Laila wished she hadn’t said anything. What if they banded together? How many of them were there—ten? eleven? twelve? What if they hurt him?
Then Tariq stopped a few feet from Khadim and his band. There was a moment of




consideration, Laila thought, maybe a change of heart, and, when he bent down, she imagined he would pretend his shoelace had come undone and walk back to her. Then his hands went to work, and she understood.
The others understood too when Tariq straightened up, standing on one leg. When he began hopping toward Khadim, then charging him, his unstrapped leg raised high over his shoulder like a sword.
The boys stepped aside in a hurry. They gave him a clear path to Khadim.
Then it was all dust and fists and kicks and yelps.

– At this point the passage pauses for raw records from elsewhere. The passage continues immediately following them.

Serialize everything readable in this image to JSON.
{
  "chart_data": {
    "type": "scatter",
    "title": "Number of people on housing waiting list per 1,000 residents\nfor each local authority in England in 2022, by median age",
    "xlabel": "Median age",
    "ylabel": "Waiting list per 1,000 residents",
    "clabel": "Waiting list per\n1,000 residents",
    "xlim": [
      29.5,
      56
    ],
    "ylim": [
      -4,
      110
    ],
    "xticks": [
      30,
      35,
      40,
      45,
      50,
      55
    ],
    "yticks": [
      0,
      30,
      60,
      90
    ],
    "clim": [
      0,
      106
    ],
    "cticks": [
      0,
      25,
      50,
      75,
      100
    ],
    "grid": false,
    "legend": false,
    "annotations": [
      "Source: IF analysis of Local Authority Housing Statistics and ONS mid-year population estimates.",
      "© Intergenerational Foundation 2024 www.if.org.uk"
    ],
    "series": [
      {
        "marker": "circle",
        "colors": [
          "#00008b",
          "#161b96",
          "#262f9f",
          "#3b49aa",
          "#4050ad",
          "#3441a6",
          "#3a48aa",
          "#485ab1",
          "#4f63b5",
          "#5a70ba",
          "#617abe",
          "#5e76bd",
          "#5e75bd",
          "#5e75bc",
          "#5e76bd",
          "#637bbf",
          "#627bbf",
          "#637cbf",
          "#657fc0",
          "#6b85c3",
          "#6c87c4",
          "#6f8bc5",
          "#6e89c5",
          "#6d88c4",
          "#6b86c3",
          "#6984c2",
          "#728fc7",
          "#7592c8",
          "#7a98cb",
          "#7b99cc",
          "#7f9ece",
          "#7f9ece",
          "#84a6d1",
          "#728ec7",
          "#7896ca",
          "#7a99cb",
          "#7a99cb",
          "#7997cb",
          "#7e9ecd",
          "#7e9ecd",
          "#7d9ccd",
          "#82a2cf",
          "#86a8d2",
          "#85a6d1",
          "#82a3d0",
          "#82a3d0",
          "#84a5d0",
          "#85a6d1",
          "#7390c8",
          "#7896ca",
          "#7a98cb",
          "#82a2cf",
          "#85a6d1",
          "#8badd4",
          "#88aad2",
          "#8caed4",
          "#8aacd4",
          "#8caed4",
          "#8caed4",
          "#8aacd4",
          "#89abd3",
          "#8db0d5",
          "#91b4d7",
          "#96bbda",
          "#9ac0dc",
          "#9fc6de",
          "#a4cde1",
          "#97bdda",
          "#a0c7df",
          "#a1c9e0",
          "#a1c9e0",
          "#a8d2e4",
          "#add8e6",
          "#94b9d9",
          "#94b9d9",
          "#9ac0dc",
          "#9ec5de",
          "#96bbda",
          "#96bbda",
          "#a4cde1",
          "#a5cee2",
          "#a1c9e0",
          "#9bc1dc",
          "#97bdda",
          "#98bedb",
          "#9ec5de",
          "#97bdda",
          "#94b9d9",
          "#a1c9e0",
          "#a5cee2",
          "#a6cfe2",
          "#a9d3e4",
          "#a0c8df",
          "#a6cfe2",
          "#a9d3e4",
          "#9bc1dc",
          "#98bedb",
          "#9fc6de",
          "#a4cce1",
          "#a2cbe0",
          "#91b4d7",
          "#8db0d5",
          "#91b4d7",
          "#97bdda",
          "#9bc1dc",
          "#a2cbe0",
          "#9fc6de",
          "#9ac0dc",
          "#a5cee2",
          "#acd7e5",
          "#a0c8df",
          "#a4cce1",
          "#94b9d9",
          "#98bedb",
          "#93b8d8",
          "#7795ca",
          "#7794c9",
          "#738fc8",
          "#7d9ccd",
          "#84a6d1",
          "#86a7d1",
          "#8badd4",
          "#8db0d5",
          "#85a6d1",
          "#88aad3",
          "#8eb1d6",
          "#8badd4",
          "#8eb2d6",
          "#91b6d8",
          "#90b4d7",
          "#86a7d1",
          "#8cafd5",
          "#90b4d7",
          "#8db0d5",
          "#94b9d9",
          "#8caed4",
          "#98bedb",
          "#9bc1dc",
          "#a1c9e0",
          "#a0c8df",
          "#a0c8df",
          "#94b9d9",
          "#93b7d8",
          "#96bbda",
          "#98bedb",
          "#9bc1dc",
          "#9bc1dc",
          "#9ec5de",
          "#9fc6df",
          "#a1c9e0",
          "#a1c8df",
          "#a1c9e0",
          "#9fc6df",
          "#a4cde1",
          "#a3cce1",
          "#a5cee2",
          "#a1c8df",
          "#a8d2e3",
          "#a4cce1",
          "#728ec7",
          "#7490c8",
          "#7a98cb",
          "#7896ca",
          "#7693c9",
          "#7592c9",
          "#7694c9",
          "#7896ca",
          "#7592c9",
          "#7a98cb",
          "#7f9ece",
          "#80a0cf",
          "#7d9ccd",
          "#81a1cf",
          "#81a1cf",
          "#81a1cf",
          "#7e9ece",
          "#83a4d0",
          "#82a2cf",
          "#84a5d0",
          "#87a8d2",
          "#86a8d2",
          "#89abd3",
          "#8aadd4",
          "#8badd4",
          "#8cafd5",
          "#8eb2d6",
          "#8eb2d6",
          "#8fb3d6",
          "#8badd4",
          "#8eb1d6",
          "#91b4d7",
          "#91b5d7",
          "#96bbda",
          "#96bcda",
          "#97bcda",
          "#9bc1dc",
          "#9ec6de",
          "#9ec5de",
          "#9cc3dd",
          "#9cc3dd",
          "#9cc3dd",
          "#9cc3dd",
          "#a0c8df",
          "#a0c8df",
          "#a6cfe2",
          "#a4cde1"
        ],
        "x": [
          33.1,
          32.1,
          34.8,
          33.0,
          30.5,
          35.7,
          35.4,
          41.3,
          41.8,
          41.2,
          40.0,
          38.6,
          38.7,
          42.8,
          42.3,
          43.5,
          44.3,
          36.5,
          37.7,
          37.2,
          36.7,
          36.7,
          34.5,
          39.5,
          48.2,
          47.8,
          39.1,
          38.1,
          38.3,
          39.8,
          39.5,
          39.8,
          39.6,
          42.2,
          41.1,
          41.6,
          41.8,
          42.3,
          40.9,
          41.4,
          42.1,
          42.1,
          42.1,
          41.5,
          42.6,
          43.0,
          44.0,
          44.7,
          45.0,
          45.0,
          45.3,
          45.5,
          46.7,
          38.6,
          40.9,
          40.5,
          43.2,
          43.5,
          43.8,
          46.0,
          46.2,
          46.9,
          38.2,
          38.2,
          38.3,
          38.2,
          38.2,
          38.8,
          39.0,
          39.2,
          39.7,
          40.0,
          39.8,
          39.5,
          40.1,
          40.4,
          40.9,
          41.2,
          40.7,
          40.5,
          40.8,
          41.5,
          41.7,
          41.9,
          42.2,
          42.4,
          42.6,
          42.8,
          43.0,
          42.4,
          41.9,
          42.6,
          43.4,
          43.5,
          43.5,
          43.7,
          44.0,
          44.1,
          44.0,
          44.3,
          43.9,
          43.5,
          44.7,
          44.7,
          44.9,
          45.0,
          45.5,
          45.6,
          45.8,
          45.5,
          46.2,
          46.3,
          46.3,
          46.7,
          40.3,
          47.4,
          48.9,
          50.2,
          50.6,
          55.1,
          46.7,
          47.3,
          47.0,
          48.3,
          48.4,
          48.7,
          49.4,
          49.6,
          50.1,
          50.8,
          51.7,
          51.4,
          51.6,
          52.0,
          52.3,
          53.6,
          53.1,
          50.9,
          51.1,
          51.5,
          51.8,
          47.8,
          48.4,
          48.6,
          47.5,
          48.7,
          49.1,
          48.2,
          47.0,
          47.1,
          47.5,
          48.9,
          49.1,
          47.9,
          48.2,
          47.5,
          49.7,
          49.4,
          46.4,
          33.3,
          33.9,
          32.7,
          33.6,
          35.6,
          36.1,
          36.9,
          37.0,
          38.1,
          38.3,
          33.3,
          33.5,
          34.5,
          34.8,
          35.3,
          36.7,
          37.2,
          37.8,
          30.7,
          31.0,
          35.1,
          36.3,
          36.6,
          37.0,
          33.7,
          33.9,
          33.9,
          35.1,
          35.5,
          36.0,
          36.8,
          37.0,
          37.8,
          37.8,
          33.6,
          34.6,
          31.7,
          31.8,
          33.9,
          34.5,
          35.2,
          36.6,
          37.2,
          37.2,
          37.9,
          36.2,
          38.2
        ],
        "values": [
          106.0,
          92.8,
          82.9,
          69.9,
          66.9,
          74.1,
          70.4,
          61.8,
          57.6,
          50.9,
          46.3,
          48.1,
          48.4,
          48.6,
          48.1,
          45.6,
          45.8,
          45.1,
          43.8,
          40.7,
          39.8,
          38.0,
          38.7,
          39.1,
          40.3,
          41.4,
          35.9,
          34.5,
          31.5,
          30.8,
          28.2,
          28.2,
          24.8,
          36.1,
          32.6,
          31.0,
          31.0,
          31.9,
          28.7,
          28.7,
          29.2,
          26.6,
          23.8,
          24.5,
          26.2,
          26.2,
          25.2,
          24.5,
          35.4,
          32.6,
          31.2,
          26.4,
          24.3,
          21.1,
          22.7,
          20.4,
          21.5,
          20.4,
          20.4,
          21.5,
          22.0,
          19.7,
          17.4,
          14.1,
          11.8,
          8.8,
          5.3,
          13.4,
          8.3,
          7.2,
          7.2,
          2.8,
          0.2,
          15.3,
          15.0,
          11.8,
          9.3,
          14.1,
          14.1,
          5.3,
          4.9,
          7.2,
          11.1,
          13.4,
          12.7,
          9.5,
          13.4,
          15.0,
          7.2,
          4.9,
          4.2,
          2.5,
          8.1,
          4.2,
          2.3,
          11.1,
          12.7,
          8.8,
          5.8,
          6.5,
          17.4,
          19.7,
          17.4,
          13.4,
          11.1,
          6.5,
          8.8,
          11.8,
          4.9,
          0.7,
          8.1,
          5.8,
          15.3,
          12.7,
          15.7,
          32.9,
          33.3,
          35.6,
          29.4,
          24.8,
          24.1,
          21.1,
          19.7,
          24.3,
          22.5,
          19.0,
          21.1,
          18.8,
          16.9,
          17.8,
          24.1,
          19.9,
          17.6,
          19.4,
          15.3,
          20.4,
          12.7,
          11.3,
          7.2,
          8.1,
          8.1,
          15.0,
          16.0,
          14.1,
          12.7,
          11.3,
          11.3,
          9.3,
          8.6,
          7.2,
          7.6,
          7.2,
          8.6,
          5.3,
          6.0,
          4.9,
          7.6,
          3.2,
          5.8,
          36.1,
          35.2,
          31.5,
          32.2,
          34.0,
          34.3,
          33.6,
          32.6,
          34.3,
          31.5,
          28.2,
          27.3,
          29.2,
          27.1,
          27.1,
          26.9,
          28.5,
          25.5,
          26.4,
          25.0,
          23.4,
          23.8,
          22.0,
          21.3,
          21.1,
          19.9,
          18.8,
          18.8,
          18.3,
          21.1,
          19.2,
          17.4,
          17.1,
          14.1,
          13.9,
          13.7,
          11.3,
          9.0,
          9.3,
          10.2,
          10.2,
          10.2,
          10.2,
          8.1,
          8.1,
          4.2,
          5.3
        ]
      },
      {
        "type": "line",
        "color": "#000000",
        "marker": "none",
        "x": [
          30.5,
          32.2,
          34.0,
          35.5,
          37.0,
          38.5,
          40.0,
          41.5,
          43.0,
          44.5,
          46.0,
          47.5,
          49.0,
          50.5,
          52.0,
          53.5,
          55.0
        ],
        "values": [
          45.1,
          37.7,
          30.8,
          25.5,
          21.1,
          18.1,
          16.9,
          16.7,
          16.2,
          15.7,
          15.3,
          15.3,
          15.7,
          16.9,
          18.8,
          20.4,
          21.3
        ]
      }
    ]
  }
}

Khadim never bothered Laila again.
THAT NIGHT, as most nights, Laila set the dinner table for two only. Mammy said she wasn’t hungry. On those nights that she was, she made a point of taking a plate to her room before Babi even came home. She was usually asleep or lying awake in bed by the time Laila and Babi sat down to eat.
Babi came out of the bathroom, his hair—peppered white with flour when he’d come home—washed clean now and combed back.
“What are we having, Laila?”
“Leftover aush soup.”
“Sounds good,” he said, folding the towel with which he’d dried his hair. “So what are we working on tonight?
Adding fractions?”
“Actually, converting fractions to mixed numbers.”
“Ah. Right.”
Every night after dinner, Babi helped Laila with her homework and gave her some of his own. This was only to keep Laila a step or two ahead of her class, not because he disapproved of the work assigned by the school—the propaganda teaching notwithstanding. In fact, Babi thought that the one thing the communists had done right— or at least intended to—ironically, was in the field of education, the vocation from which they had fired him. More specifically, the education of women. The government had sponsored literacy classes for all women. Almost two-thirds of the students at Kabul University were women now, Babi said, women who were studying law, medicine, engineering.